A patent is a legal document which allows you to stop other people from making using or selling your invention without paying you a royalty.
What Can I Patent?
While there are special types of patents offering limited protection, such as plant patents and design patents, when people speak of patents, they are typically referring to utility patents. Utility patent protection is available for machines, compositions of matter and methods tied to, or transforming, matter, as well improvements upon any of the foregoing. Patents can not protect ideas, obvious combinations of pre-existing devices, illegal or immoral matter, pure research, or anything that is simply a novelty or curiosity.
How Valuable Are Patents?
The value of a patent depends upon several factors: how valuable is the underlying invention, what similar products are already out there, how skillful was your patent attorney in drafting and prosecuting the patent and how well the inventor markets the invention. A patent is really like a safe deposit box for keeping valuables. Patent can not make inventions better and being awarded a patent, even a broad patent, does not even mean that an invention is valuable. There are thousands of patents on inventions that never enjoyed commercial success. The value of a patent depends upon whether the invention will sell. If the invention will sell like hotcakes at a profitable price, a patent would be very valuable. The fact that the patent prevents competitors from entering the market and driving down the price on a hot selling item, means monopoly profits and/or lucrative licensing agreements for the patent owner.

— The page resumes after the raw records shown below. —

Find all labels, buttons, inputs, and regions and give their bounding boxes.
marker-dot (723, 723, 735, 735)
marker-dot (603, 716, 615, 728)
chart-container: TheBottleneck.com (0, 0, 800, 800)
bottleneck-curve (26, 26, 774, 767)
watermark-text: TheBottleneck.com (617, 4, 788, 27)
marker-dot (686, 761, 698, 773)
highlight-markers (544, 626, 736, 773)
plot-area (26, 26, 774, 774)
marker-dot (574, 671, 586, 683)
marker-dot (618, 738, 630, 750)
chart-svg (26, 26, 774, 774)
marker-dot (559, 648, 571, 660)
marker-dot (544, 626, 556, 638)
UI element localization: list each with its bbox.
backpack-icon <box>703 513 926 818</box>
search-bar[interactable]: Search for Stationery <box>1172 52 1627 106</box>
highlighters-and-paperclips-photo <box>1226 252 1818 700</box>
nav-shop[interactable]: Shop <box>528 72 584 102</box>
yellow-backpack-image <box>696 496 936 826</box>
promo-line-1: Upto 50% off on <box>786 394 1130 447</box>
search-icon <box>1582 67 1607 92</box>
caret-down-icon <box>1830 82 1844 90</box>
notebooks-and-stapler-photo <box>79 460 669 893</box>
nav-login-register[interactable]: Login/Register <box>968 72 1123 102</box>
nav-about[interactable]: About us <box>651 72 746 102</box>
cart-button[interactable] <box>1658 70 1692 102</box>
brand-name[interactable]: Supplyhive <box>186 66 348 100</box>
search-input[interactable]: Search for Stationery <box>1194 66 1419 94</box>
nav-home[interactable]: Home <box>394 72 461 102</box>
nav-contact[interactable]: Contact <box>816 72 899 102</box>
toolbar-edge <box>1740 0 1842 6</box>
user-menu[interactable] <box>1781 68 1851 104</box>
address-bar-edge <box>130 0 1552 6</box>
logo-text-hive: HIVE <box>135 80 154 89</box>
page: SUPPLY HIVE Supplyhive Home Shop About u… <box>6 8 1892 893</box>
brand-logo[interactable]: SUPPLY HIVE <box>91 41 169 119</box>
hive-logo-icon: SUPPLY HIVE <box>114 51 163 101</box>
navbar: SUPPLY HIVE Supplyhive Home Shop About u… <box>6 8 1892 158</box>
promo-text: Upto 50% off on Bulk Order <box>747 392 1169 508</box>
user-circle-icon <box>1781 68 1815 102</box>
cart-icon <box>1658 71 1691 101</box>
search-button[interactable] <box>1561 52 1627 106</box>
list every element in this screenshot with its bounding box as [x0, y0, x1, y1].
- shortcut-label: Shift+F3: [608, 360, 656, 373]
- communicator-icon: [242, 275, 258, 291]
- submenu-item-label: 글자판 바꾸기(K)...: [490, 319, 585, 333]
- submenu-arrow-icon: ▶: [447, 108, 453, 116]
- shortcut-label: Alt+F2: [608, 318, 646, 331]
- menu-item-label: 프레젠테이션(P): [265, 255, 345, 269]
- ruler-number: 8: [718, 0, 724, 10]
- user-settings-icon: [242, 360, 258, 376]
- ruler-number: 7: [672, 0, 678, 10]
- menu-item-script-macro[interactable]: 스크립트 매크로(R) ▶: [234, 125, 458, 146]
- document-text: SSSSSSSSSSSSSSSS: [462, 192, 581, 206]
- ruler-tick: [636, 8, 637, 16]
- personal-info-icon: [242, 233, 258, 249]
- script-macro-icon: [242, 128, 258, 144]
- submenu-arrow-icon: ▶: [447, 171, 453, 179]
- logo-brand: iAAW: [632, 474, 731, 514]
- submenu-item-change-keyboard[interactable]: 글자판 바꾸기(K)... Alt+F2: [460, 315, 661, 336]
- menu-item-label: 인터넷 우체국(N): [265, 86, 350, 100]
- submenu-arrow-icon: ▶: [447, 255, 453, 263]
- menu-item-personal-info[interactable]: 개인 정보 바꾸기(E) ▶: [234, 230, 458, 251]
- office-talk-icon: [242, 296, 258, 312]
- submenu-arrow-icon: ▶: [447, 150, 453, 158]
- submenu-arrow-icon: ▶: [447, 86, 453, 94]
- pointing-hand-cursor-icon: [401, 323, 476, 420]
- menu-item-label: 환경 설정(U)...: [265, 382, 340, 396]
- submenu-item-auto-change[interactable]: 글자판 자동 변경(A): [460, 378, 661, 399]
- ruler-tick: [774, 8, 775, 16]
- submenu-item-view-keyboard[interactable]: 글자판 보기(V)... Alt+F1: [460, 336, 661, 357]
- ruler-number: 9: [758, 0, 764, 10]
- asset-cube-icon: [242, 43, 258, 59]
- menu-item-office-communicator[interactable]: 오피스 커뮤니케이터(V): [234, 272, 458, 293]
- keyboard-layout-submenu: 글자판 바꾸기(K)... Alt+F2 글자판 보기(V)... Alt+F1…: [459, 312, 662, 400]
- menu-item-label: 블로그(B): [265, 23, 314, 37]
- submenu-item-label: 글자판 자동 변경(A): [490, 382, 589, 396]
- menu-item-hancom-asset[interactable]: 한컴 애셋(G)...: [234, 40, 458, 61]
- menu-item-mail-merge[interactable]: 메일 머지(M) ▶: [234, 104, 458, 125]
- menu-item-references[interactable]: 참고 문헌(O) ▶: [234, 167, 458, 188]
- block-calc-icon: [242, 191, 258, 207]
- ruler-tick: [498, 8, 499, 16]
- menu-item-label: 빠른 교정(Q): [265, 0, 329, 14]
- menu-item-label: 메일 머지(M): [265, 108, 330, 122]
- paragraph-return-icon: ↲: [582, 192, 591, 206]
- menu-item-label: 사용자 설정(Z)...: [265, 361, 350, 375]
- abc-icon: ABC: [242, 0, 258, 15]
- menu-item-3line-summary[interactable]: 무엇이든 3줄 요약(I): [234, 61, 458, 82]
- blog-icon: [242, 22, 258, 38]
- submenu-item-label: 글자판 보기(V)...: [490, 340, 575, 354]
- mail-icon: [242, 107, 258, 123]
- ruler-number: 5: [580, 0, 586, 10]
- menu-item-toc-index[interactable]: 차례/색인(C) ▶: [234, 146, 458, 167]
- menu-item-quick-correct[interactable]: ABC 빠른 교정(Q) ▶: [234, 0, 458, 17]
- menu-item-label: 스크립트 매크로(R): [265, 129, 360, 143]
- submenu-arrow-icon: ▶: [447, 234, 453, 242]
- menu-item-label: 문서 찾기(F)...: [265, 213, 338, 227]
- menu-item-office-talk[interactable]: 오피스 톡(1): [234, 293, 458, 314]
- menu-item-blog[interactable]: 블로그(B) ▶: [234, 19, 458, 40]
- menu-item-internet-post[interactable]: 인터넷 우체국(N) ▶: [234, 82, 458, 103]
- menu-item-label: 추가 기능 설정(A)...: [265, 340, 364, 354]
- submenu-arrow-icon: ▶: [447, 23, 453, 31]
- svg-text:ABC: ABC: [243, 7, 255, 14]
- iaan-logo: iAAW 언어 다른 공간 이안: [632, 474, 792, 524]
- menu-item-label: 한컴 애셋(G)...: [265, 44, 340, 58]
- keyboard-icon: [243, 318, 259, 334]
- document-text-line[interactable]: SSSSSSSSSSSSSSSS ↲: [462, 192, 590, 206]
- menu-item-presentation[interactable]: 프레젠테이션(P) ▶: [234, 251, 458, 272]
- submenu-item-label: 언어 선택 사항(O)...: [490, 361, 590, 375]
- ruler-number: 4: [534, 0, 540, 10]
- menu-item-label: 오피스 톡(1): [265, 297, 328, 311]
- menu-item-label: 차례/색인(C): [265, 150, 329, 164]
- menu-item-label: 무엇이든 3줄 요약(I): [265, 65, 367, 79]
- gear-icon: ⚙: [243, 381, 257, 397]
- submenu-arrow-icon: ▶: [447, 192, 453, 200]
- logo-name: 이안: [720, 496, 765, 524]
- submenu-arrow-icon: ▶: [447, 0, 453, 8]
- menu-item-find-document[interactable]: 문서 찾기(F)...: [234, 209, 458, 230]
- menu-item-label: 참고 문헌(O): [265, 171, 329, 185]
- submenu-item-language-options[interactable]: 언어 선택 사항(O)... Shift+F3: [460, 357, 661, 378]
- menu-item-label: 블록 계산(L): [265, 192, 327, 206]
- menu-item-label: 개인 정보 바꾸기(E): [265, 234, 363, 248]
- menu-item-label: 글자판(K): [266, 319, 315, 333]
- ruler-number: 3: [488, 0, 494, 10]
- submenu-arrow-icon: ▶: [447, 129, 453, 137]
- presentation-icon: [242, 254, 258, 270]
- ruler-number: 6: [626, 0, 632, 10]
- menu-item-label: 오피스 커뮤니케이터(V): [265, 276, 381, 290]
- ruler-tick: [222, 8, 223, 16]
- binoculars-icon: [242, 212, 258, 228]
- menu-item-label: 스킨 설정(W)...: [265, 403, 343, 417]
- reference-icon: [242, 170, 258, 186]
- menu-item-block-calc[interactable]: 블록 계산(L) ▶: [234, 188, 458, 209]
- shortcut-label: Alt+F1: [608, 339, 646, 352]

How Long Does a Patent Last?
Assuming all of the governmental maintenance fees are paid in a timely manner, patents expire 20 years from the date the application for patent was filed. Between the time the application is filed and the date the patent is issued, the patent applicant has no right to stop others from making using or selling the invention.
What Does a Patent Look Like?
Google Patent Search has millions of patents anyone can search and review. While most people gravitate to the detailed specification and drawings in a patent, the real heart of the patent is the claims. Each claim is a one-sentence description of the invention. A great claim is narrow enough to differentiate the invention over all pre-existing devices, but broad enough to cover obvious modifications competitors might try to circumvent the patent.
What Makes a Great Patent?
No two patent attorneys are going to draft the same patent covering a particular invention. The breadth of a patent is closely correlated with the skill and knowledge of the patent attorney drafting it. Obtaining a narrow patent is a relatively easy matter, which most laypeople could accomplish with a little instruction. Given the ease with which a competitor can design around a narrow patent, event the United States Patent and Trademark Office does not recommend tackling a patent without the aid of a patent attorney.
A skillful patent attorney is not the only component of a great patent. A great patent often requires more time and money than a bad patent. The novelty of the invention also plays a hand in the breadth of the patent. It is not difficult to gain broad patent protection on a truly pioneering invention. By the same token, it is hard to gain more than minimal patent protection on an incremental improvement over the way things were done before. All of these factors play into the value of a patent.
The Infringing Patent
It surprises most people to learn a patent does not give you the right to DO anything, only the right to prevent others from doing something. The Patent Office does not care if your invention infringes an existing patent as long as your invention is an improvement over that other invention. Why would you want a patent on an invention which infringed someone else’s patent? Well, if an inventor were to invent a chair and receive a patent thereon, a subsequent inventor could file and obtain a patent on a rocking chair. Neither the first patent owner nor the second patent owner could make the rocking chair without infringing the other’s patent. However, the parties could negotiate a cross-license where both parties pay each other a royalty in exchange for being allowed to manufacture the improved device.
If someone infringes a patent, a court may order them to stop infringing (injunction) and/or order them to pay damages. If the judge or jury finds the infringement was intentional, the court may order the infringer to pay triple damages and attorney fees (which alone are often $1 Million or more).
Starting the Process
The Patent Office (USPTO) is a good place to start your quest for a patent. The USPTO website has a lot of information about patents and the application process. Although it is difficult to determine definitively from the Patent Office database or Google Patent Search whether your idea is patented, you may get lucky, or unlucky as the case may be, and stumble upon your idea in another patent. If your searches do not turn up anything similar, you may wish to enlist a patent attorney to do a more comprehensive search on your behalf. Even the best patent search however is not exhaustive. Many patents are not made public until after they have been on file for eighteen months.
If the patent search goes well, you may wish to have the patent attorney prepare and file a patent application on your behalf. Although the process is long and costly, if the invention is a winner, a patent can be the difference between whether you or someone else capitalizes on your idea.